Turkey requested that Pakistan close dozens of schools, colleges and businesses it says are part of the FETO network. The group is accused of orchestrating the July 15 coup attempt in Turkey. The notification came ahead of President Recep Tayyip Erdogan’s two-day visit to Pakistan last month.
"Pakistan was one of the first countries to condemn the July 15 attempted coup. Our leadership and government extended full support and solidarity to the president, to the elected government and the democratic institutions of Turkey," Mahmood said.
"The people and the government in Pakistan are deeply relieved and overjoyed that democracy triumphed in Turkey and that the illegal coup attempt was defeated."
Turkey has accused FETO leader Fetullah Gulen, who has lived in the U.S. since 1999, of being the mastermind behind the deadly putsch attempt and a long-running campaign to overthrow the state through the infiltration of Turkish institutions, particularly the military, police, and judiciary, forming what is commonly known as the “parallel state”.
Trade volume aim is $1 billion
Mahmood said relations between Turkey and Pakistan rely on "deep mutual trust, understanding each other and cordiality."
The current $600 million in trade between the two countries is an area that needs improvement, he said.
"The two countries' leadership believes that this volume is not at the desired level. The efforts aim to bring the level up to $1 billion," he said, adding that a total of 270 million population between Turkey and Pakistan presents a big market.
"Soon, hopefully, we will have two Yunus Emre Cultural Centers,” he said, in Lahore and Karachi. “Also we hope these will also help enhancing our cultural collaboration between the countries," he said, adding that a "significant number of students in Turkey study the Urdu language."

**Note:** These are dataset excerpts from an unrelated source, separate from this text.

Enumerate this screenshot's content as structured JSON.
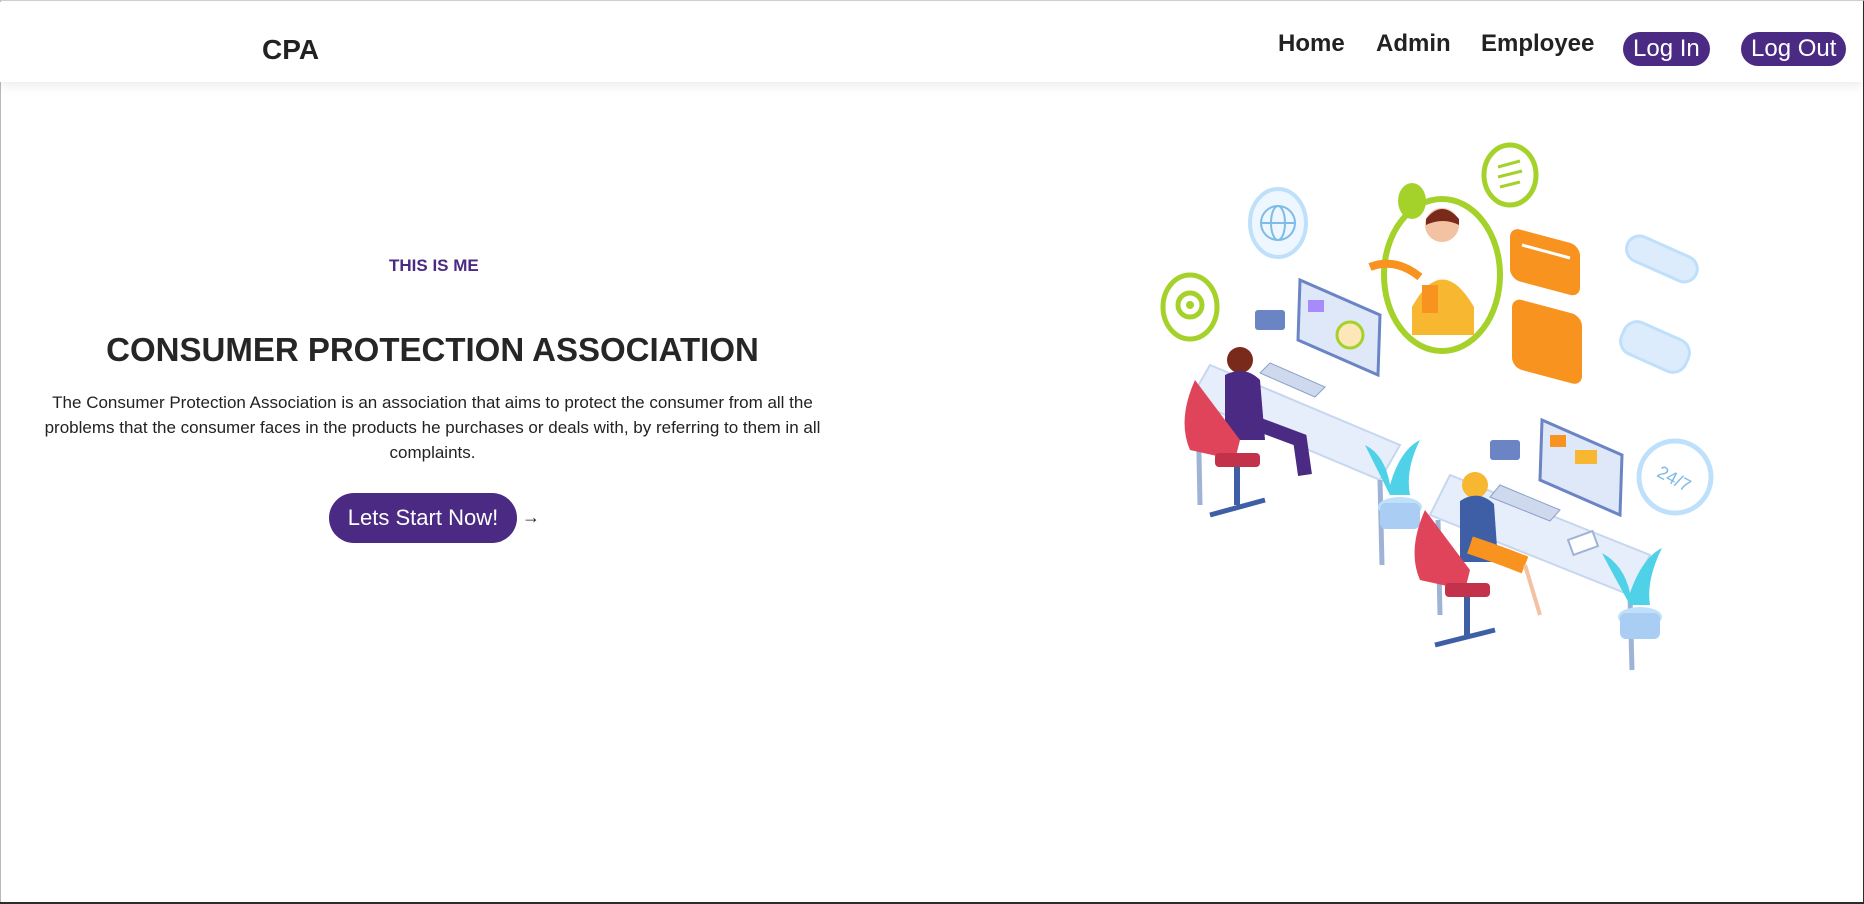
{
  "header": {
    "brand": "CPA",
    "nav": {
      "home": "Home",
      "admin": "Admin",
      "employee": "Employee",
      "login": "Log In",
      "logout": "Log Out"
    }
  },
  "hero": {
    "eyebrow": "THIS IS ME",
    "title": "CONSUMER PROTECTION ASSOCIATION",
    "description": "The Consumer Protection Association is an association that aims to protect the consumer from all the problems that the consumer faces in the products he purchases or deals with, by referring to them in all complaints.",
    "cta_label": "Lets Start Now!",
    "cta_arrow": "→"
  },
  "illustration": {
    "badge_text": "24/7"
  },
  "colors": {
    "accent": "#4a2a82",
    "chair": "#e0445a",
    "desk": "#dfe8f8",
    "orange": "#f7931e",
    "green": "#a5d22a",
    "lightblue": "#bfe0fb"
  }
}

Turkey membership in SCO 'brings additional value'
Asked to evaluate Turkey as a dialogue partner in the Shanghai Cooperation Organization (SCO) and that it would chair the organization's annual Energy Club gathering in 2017, Mahmood hailed Turkey as a "very important country of the region."
“Turkey, being a very important country of the region, its participation in these activities brings additional valuable element to the cooperation," he said.
Pakistan has been an observer country and he added the focus of the SCO is "peace, security and economic integration."
"The region, suffers from number of challenges, including terrorism, drug trafficking, organized crime and such. And then similarly, the region is full of opportunities," he added.
The Shanghai Cooperation Organization (SCO) is dominated by China and Russia. The other full members include Kazakhstan, Kyrgyzstan, Tajikistan, and Uzbekistan.